Chimeric adenoviral vectors of this invention utilize expression cassettes composed of at least two promoters: one linked to a nucleic acid encoding a TLR-3 agonist (e.g., dsRNA) and a second promoter linked to a nucleic acid encoding a heterologous polypeptide. This configuration allows for either the same or different promoters, with options including the beta actin promoter and cytomegalovirus (CMV) promoter. These compositions can be tailored to express viral, bacterial, fungal, parasite, or cancer antigens to generate antigen-specific humoral and/or cellular immune responses.
The problem addressed by this invention is the low efficiency of antigen-specific immune responses following administration of existing adenoviral vectors for nucleic acid-based vaccination. Prior systems resulted in suboptimal immune activation, especially when delivered by non-invasive routes. The new chimeric vectors overcome this by combining the immune-enhancing effects of a TLR-3 agonist with the antigen delivery system of adenoviral vectors, thus satisfying the medical need for more efficient and predictable immunogenic responses in vaccine development.
Claims Coverage
The patent claims cover two independent inventive features relating to methods for eliciting an immune response using chimeric viral vectors and immunogenic compositions.
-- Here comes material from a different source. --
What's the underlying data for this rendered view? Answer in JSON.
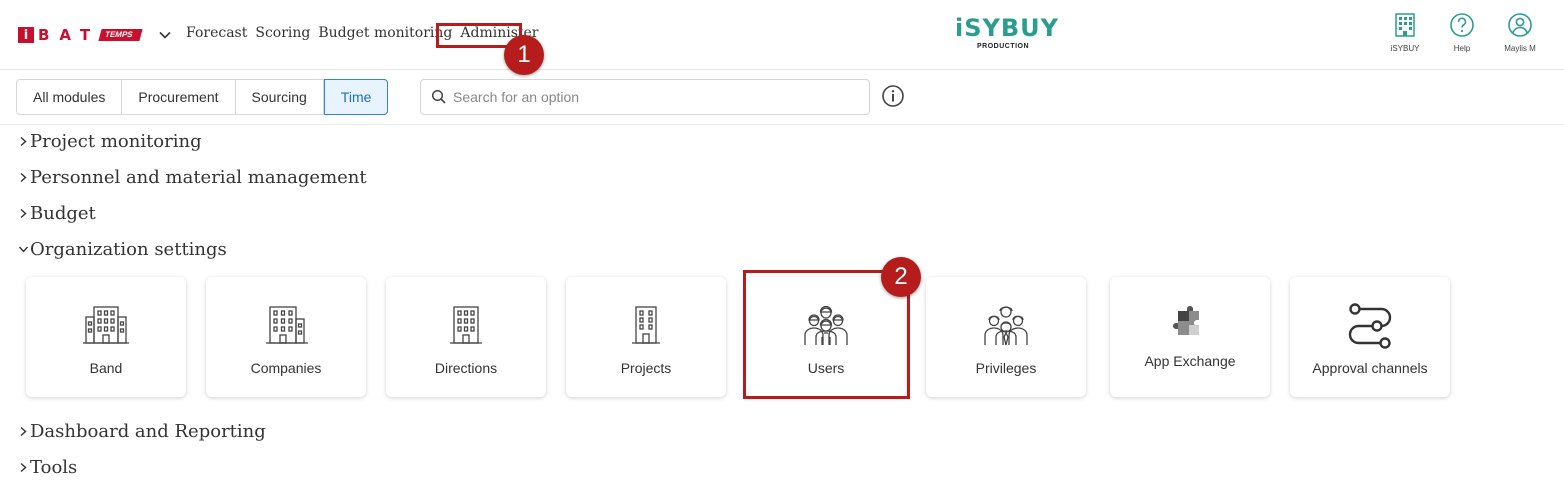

Method for eliciting an immune response using a chimeric viral vector with a non-specific immune response enhancer
This inventive feature involves a method of eliciting an immune response by administering an immunogenic composition to a mammalian subject. The composition comprises: - A chimeric viral vector with a first promoter operably linked to a nucleic acid encoding a heterologous polypeptide. - A non-specific immune response enhancer selected from double-stranded RNA (dsRNA) and dsRNA mimetics. - A pharmaceutically acceptable carrier. The immune response is directed against the heterologous polypeptide. The route of administration is specifically selected from oral, intranasal, and mucosal routes.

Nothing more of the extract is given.